Last week Sunday was another mile stone for dominant National Female Chess Champion, Toritshemuwa Ofowino, when she emerged as the winner of the First Lady’s Chess tournament organised for all female chess players in the country.
The one week event, which was held at the Obafemi Awolowo Stadium in Ibadan was sponsored by one of the legions of the brain game from USA, Mr. Ayo Oguntuase, in honour of the wife of the President of Nigeria Chess Federation (NCF), Mrs. Adebola Adeyemi, to raise the gender awareness of the game in the country, had the dominant female star maintained her status among her peers.
The tournament which was a combination of Swiss and knockout pairing had Ofowino led the pack till round five with 3.5 points to move into the money spinning knockout phase starting with the quarter final stage alongside Labake Coker, Peace Sampson, Assa Oluwaseun, Vivian Dzaayem, Deborah Akintoye, Doris Adebayo and Nkem Omishogbon.
While Ofoniwo edged out veteran Dzaayem, former national female champion, Coker proved better against Sampson just as Akintoye won against Omishogbon and Adebayo lost to Assa.
In the semi final setting, it was a clash of the former and current female champions as Ofoniwo had to dig deep to edged out Coker in 1.5-1.0 result just as Akintoye was better in the other semi final match against Assa before the dominant chess star in the final match in a grand style in the presence of large number of chess enthusiast present at venue and thousands who followed the daily live streaming of the cerebral sport online.

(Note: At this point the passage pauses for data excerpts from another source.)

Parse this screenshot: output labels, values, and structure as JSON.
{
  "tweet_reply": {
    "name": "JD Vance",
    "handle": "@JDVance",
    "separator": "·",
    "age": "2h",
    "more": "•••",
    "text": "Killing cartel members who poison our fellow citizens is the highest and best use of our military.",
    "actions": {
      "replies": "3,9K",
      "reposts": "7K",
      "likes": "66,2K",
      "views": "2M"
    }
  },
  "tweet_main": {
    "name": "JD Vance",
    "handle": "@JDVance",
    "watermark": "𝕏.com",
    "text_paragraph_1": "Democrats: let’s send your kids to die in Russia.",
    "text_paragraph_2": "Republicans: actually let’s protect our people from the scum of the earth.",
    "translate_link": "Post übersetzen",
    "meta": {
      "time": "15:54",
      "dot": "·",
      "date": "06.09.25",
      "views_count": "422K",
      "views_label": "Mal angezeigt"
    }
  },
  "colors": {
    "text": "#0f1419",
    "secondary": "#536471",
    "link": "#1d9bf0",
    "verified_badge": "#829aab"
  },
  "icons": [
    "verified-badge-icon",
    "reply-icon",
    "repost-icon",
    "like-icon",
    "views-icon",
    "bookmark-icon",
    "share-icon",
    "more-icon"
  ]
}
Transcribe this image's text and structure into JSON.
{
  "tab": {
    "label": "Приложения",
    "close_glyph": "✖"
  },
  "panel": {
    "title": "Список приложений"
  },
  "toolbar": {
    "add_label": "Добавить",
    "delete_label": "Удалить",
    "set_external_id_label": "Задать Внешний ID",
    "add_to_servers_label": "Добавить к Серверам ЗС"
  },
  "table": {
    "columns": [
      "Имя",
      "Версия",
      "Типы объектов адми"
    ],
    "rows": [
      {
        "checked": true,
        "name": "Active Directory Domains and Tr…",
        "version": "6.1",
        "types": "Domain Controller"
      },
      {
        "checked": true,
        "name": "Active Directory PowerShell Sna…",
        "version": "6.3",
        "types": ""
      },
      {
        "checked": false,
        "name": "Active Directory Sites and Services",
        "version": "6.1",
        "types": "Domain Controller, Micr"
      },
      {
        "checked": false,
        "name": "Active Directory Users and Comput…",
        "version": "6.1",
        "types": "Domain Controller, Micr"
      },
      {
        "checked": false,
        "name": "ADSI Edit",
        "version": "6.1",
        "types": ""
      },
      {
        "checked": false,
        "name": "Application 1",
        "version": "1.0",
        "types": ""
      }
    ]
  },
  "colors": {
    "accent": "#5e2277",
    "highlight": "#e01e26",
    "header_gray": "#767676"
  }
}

In his closing remarks, the NCF President, Mr. Lekan Adeyemi, commended the sponsor, Mr. Oguntuase, for coming to the aid of the federation in the development and promotion of the game in the country. He advised all the participants not to limit their chess prowess at playing against each other but needs to play in the stronger pool of men as a step towards international domination.
Cash prizes were given out to all the winners in the main event and those who continued to complete the Nine-round Swiss event.